Learning Analytics : quelles sont les données du problème ?

Rédigé par Régis Chatellier

 - 

27 juin 2017


Assistera-t-on à une ruée vers les gisements de données collectées par les nouveaux outils d’apprentissage en ligne ? 

Book - Pixabay - CC-BY - Ivan Pais

L’éducation et la formation tout au long de la vie constituent l’un des nouveaux eldorados du numérique. Les méthodes d’apprentissage en ligne se développent sous la forme de Moocs, de plateformes d’e-learning, passent par les réseaux sociaux, sont disponibles sur ordinateurs, tablettes, et smartphones. Autant de pratiques qui laissent des traces du passage de leurs utilisateurs (nombre de clics par lien, fréquence et temps d’utilisations,…), des indicateurs de leurs performances (résultats de tests ou d’épreuves), de leurs interactions, en plus de données sociodémographiques, (âge, sexe, niveau d’éducation, culture, langue…). 

L’analyse de ces traces constitue une nouvelle discipline, les Learning Analytics, soit « la mesure, la collecte, l’analyse et la production de données des processus d’apprentissage » (wikipedia), par des techniques d’analyse de données. L’objectif annoncé est de permettre d’améliorer les formations et la pédagogie, par une connaissance fine de l’efficacité des exercices, des points sur lesquels butent les apprenants. On pourra par exemple évaluer les différentes méthodologies d’apprentissage par des pratiques d’A/B testing afin d’améliorer l’acquisition des compétences des élèves : tester plusieurs types d’exercices, analyser le temps et la qualité des réponses pour réévaluer les protocoles et les contenus. Ces plateformes permettraient en outre d’optimiser le coût des formations, de personnaliser les cursus et idéalement de motiver les étudiants, en leur apportant des retours sur les apprentissages.

Les méthodes du Learning Analytics et de l’Adaptive Learning promettent d’analyser et d’encadrer le les individus toujours plus finement.
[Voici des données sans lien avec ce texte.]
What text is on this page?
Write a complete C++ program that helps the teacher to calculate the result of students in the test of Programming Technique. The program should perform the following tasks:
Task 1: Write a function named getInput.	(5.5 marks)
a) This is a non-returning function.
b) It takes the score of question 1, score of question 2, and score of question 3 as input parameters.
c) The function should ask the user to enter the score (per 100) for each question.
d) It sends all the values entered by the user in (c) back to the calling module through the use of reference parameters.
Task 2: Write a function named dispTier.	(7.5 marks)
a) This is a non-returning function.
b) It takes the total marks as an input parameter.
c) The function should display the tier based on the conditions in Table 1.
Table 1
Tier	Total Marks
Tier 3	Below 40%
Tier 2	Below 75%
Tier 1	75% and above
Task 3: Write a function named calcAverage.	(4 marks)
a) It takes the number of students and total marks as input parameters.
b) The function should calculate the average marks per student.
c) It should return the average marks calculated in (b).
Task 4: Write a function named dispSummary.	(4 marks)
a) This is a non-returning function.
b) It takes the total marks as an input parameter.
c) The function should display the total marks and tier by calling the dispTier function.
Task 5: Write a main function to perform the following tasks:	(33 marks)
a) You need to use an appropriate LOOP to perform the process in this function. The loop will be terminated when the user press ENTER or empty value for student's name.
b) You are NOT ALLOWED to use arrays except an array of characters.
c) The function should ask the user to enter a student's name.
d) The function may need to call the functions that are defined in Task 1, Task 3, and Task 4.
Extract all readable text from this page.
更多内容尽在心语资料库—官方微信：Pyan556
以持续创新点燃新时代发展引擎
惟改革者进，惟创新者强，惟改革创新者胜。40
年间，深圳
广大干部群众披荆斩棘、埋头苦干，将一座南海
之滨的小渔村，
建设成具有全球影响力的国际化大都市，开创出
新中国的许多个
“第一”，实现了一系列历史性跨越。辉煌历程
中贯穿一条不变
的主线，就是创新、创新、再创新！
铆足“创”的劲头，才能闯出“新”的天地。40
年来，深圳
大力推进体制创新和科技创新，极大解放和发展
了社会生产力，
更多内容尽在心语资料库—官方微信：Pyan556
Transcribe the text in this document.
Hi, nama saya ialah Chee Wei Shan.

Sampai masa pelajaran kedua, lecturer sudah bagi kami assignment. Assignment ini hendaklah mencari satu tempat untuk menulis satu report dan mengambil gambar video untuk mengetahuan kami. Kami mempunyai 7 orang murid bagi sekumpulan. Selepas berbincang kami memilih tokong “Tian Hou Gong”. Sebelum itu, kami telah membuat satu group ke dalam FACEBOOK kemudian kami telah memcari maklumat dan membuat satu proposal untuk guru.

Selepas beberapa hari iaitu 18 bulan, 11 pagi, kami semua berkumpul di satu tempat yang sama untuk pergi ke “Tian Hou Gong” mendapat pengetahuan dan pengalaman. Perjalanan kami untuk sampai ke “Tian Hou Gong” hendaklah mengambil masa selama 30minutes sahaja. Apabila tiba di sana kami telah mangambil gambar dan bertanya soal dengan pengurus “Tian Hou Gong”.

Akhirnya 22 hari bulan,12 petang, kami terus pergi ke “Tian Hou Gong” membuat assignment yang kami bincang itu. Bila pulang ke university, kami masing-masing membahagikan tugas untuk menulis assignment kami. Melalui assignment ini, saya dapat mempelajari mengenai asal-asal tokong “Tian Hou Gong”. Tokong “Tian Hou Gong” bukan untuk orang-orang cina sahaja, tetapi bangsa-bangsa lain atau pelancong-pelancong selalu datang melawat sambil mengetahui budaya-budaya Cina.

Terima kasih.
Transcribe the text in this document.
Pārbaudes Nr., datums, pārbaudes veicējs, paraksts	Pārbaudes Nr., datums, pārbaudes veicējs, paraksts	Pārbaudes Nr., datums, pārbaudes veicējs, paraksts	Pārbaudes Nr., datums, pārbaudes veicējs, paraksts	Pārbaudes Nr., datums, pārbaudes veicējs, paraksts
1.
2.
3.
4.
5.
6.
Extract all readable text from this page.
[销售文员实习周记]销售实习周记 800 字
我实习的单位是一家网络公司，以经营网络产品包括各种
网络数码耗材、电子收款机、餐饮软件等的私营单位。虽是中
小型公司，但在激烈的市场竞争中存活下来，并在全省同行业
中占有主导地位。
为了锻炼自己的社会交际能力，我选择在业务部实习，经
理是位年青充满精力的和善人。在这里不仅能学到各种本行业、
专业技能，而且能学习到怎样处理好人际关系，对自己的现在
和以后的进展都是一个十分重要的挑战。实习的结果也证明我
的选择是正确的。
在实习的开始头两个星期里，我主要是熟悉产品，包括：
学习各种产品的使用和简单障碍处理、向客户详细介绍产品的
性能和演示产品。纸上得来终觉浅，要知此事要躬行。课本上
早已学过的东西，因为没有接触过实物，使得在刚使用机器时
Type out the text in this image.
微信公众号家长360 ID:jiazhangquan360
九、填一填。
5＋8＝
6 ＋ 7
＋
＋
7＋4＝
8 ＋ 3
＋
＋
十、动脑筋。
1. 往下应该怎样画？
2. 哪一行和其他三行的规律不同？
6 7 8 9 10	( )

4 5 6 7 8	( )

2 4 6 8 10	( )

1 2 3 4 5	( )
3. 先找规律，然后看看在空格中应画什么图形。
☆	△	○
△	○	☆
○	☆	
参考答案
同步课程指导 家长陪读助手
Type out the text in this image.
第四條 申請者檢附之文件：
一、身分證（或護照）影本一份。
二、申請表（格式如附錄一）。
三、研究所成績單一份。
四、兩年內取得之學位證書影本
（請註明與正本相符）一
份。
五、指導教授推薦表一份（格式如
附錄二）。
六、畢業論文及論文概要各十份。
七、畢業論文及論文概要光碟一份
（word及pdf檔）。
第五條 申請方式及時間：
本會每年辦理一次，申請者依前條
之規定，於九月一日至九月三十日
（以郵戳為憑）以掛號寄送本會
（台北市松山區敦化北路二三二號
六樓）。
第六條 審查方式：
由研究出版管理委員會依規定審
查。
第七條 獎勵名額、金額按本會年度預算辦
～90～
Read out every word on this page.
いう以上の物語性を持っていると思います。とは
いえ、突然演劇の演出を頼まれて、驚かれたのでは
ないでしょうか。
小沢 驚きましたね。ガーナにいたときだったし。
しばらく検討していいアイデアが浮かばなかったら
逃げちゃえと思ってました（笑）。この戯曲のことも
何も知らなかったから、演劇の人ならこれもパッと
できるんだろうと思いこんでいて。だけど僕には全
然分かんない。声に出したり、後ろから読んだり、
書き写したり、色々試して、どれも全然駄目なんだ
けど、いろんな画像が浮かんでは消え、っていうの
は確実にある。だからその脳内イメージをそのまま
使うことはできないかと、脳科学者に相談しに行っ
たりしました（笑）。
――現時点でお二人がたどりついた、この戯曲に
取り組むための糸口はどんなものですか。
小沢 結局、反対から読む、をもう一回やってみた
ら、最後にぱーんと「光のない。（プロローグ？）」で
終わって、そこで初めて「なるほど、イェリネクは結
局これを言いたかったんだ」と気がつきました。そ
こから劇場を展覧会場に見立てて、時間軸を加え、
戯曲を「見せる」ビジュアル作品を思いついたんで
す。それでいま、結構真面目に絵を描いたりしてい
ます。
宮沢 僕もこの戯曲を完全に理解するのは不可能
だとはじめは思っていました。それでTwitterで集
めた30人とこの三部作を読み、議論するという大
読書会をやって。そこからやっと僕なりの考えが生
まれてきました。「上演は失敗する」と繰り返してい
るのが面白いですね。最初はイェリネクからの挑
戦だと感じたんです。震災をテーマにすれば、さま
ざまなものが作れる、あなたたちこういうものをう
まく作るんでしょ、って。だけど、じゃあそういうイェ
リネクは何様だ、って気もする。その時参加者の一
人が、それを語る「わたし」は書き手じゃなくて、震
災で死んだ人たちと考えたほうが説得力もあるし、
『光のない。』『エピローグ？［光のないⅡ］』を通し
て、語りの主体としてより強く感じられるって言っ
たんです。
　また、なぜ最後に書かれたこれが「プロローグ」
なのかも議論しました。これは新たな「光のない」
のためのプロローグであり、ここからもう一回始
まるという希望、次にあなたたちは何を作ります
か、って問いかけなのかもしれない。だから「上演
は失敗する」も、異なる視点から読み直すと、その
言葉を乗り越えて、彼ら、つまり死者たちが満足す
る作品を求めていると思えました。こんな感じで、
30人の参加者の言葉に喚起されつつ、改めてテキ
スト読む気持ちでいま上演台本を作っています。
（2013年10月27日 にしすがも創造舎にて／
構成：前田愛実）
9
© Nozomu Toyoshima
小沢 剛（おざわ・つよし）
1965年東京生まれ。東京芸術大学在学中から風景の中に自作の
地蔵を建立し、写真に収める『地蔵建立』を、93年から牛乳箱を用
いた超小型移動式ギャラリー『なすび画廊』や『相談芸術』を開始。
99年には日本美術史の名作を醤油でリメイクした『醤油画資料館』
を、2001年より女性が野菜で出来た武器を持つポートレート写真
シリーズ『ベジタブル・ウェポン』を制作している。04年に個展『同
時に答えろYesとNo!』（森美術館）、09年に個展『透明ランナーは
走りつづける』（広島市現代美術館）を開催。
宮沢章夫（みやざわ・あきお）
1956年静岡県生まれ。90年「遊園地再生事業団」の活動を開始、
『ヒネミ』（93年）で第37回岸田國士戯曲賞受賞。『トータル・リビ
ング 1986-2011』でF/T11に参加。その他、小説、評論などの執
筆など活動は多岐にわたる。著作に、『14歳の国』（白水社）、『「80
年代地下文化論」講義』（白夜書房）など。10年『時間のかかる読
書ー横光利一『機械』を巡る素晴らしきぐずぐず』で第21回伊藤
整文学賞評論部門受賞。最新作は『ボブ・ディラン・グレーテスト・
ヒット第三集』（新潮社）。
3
Invité du Congrès "Big Data & Learning Analytics", le professeur Andreas Dengel (Centre allemand de recherche pour l’intelligence artificielle) travaille par exemple sur le projet Hypermind, un manuel scolaire « anticipatif », grâce auquel nos yeux seraient l’interface donnant à voir notre comportement cognitif (par des lunettes qui suivraient les mouvements oculaires). Si un passage est lu plus lentement, posant d’apparentes difficultés, le manuel serait en mesure de fournir des informations pour mieux expliquer le contenu, s’adaptant aux besoins subjectifs et aux compétences de chacun, dans un système où « l’apprenant lit le livre, et le livre lit l’apprenant ». Le fait de connaître le comportement de l’apprenant permettrait de proposer des étapes intermédiaires à ceux qui en ont besoin. Per Benjamin (Institut de Recherche de formation à distance et e-Learning), souhaite pour sa part utiliser les données des comportements d’apprentissage pour adapter de manière automatisée les contenus d’enseignements, du « sur mesure aux besoins de chacun ».

 

Des données à l’école, et en dehors

Des enseignants ont déjà recours à ce type de plateforme, en complément des cours dispensés à l’école, par exemple EducLever, Kwyk ou Maxicourt. D’autres outils sont utilisés, par exemple les robots open source Thymio, sur lesquels les élèves apprennent à travailler collectivement, localement et au niveau mondial dans du travail collaboratif. Toutes ces solutions proposées dans le cadre de l’école ont aussi pour conséquences de collecter des données des élèves, des données qui ne figurent cependant pas au dossier pédagogique. 

Du lycée au supérieur, la vague des Moocs a déferlé depuis quelques années, ces cours « massifs » en lignes se sont développés, proposés par des acteurs privés ou public. Des outils qui génèrent eux aussi de nouvelles données fines de consultation. Il est notamment possible de savoir pour chaque étudiant s’il a réellement suivi le cours, à quel moment il a abandonné, s’il a visionné plusieurs fois la même partie, etc. Ces méthodes peuvent de la même manière être intégrées à la formation professionnelle et en entreprise.

 

Des données et des enjeux

Si elles sont utiles à l’amélioration globale de la plateforme, la production et la réutilisation de ces données interrogent : elles pourraient tout aussi bien être utilisées pour prédire des situations d’échec, détecter des élèves à risque (comme le early warning system - EWS -  dans le domaine des sciences et mathématiques), enfermer les élèves dans des parcours scolaires « adaptés à leur profil »,  prédire les abandons dans les Moocs, voire même fournir des profils adaptés à des employeurs potentiels… Des finalités qui pour certaines, si elles ne sont pas encadrées, pourraient aboutir à des formes de discrimination. 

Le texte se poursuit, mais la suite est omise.